The FE of OnTrack has 5 pages.
Table of contents:
- (image) Light/Dark mode toggle
- (image) Log Out
- (image) Button to Task Create page
- (image) Button to Task Index page
- (image) Button to User Dashboard page
This page appears for users who are not logged in. Users see a button to log in with Google, a button to create an account, and a small form to log in with their existing credentials.
All other pages are only accessible to users who are logged in. Attempting to access them manually through the url or through the navigation buttons will redirect user back to the Login Page with the flash message: “Please Log In”
This is the homepage for logged in users.
(screenshot) User sees three buttons with facial expressions representing mood. The user’s currently selected mood is whichever button is framed.
(Describe how holidays/birthdays are shown, have screenshots, and code snippets)
Users see a sticky note on their dashboard. On the sticky note is:
- A task’s name, which links to its associated edit page
- The task’s description, if it has one
- A button to “Skip”
- A button to mark the task is “Complete”
The task that appears on the dashboard is chosen by an algorithm in the backend, which is affected by the current mood selected by the user on this page. When the user selects a mood, it saves that mood as a cookie in the front end. This cookie is used as a query param when accessing the backend server for tasks.

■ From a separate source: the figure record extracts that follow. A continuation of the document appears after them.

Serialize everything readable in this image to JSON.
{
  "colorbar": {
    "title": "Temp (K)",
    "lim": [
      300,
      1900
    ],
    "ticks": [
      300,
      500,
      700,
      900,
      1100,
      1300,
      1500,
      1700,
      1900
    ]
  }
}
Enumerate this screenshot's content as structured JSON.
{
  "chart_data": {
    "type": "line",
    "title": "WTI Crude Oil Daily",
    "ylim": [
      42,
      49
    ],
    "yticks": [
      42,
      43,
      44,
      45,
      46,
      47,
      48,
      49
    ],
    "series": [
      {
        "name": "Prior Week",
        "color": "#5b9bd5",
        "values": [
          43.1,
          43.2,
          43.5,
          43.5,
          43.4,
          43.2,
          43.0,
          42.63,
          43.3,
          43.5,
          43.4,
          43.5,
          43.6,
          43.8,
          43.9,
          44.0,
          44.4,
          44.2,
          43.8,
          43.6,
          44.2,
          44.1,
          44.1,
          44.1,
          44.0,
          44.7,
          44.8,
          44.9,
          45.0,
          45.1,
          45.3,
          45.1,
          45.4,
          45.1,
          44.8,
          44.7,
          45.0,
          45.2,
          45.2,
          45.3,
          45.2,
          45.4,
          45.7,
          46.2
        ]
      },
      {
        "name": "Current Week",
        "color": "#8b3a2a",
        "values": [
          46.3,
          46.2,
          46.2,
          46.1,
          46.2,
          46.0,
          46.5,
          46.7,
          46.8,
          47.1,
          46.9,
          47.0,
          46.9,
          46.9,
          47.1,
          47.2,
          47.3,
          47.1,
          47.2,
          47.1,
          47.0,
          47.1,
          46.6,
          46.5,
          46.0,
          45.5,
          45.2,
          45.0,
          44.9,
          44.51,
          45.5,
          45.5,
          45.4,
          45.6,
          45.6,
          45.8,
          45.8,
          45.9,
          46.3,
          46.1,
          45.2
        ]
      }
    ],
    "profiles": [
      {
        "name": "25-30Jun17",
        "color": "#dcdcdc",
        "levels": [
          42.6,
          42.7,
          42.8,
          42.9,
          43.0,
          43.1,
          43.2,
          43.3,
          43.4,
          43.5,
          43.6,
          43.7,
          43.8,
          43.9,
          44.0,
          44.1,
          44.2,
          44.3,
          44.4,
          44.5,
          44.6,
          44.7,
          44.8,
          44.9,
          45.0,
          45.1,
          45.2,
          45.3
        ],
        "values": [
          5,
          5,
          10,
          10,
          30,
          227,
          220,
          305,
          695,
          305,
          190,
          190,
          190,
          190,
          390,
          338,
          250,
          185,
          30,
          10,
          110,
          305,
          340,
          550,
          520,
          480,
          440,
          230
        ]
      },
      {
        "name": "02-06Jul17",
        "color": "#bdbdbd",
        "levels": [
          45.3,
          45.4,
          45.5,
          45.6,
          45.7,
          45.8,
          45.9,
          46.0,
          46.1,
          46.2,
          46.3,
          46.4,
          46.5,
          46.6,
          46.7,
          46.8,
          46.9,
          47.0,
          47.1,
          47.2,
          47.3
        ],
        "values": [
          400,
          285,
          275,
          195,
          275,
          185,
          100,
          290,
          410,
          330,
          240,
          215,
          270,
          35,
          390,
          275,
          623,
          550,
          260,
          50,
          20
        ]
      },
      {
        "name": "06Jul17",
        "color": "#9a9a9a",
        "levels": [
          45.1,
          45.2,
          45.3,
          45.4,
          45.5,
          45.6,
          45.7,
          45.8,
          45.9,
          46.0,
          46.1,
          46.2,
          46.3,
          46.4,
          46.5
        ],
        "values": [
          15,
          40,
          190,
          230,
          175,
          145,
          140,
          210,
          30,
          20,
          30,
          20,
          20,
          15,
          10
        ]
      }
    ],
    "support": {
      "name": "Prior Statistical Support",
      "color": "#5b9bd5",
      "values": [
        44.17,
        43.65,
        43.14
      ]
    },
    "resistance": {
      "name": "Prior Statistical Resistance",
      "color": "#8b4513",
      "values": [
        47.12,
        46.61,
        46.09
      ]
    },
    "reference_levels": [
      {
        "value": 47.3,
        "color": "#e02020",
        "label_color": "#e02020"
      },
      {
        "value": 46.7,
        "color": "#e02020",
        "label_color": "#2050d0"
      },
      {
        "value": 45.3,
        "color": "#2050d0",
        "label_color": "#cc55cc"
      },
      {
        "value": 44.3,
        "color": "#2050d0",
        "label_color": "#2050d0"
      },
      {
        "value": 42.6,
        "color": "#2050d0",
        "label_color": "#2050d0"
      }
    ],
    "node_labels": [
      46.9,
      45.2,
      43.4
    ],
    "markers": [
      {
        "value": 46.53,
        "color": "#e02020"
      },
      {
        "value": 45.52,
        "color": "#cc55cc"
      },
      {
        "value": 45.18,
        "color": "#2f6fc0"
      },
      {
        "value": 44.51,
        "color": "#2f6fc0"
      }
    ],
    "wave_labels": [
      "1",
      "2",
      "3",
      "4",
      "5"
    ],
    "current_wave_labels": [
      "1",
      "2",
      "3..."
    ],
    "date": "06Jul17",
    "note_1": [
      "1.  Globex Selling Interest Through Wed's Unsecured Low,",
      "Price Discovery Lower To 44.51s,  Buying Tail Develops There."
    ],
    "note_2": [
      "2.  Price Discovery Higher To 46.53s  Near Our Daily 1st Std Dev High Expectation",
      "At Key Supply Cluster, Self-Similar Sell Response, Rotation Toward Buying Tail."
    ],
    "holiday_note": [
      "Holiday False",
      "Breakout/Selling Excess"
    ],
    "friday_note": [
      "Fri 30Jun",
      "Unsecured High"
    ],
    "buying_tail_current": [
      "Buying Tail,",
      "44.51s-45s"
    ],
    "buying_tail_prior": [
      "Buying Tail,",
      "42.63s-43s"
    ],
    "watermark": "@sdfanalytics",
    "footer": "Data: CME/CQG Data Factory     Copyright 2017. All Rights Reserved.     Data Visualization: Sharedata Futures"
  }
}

insert code snippet of the cookie implementation here
See the BE Mood Endpoint Docs for more information.
When a user either chooses to mark a task as skipped or completed, this goes through the TasksController update action. If the task frequency is "once" it will be redirected to the destroy action
code snippet
Tasks that are not destroyed are instead updated on the backend with a timestamp for their completion date. The backend algorithm uses this information when determining how often to prompt daily, weekly, monthly, and annual tasks to the user. See the BE daily tasks endpoint docs for more information
After (time), the dashboard will no longer prompt tasks and instead suggest the user rest for the evening.
This page contains a list of all the user’s registered tasks.
There are three dropdown menus allowing the user to filter by frequency (once, daily, monthly, weekly, annual), priority level (mandatory or optional), and by category (rest, hobby, or chore). Selecting any of these options and clicking the “Filter Tasks” button will send a query to the backend index endpoint to return tasks that apply to the given filters. The queries are formatted through the helper methods below.
code snippet of the queries being formatted and how they are rendered back on the index page
Selecting “Clear Filters” will remove all filters and show all tasks again.
Each task name is a link to its edit page, which contains all other information about that task.
This page contains a form for the user to input information to create a new task. Submitting this form will send a post request to the BE.
The mandatory fields on this form are name and category. Optional fields are a checkbox for whether or not it is a mandatory task, an event date field, and a notes field. The frequency field defaults to “once”.
If any mandatory fields are not filled in and the user attempts to save the task, the page will refresh with an error message noting which fields still need to be filled in. It will keep all the user's current input information when refreshing, by passing it back through the params.
code snippet showing the params being preserved and redirected back to new task page
The user also sees a button that says it will generated an AI-powered suggested breakdown of the task. If the user clicks this button after inputting a task name, the field will populate with a potential step-by-step way of approaching the task.
code snippet of the get_ai method and redirection
(screenshot of suggested breakdown for a random task)
If the user clicks this button without putting in any task name, they will receive a flash error that they need to at least put in a task name in order to generate a breakdown of the task.
The user has two submit buttons. One saves the task and redirects back to the dashboard, and the other saves the task and refreshes a new blank version of the page to create another task.
This page is a form similar to the Task Create page. Fields are pre-filled with information relevant to the current task that is being edited.
Similar to the task create page, mandatory fields are the task name and category. If the user deletes the pre-filled information in these fields and tries to save changes, they will receive an error that those fields cannot be blank.
Also similar to the Task Create page, the user has a button to generate an AI-Powered breakdown of the task.
Clicking “Save Changes” will send a request to the BE patch endpoint to update the task. Clicking “Delete” will send a request to the BE delete endpoint.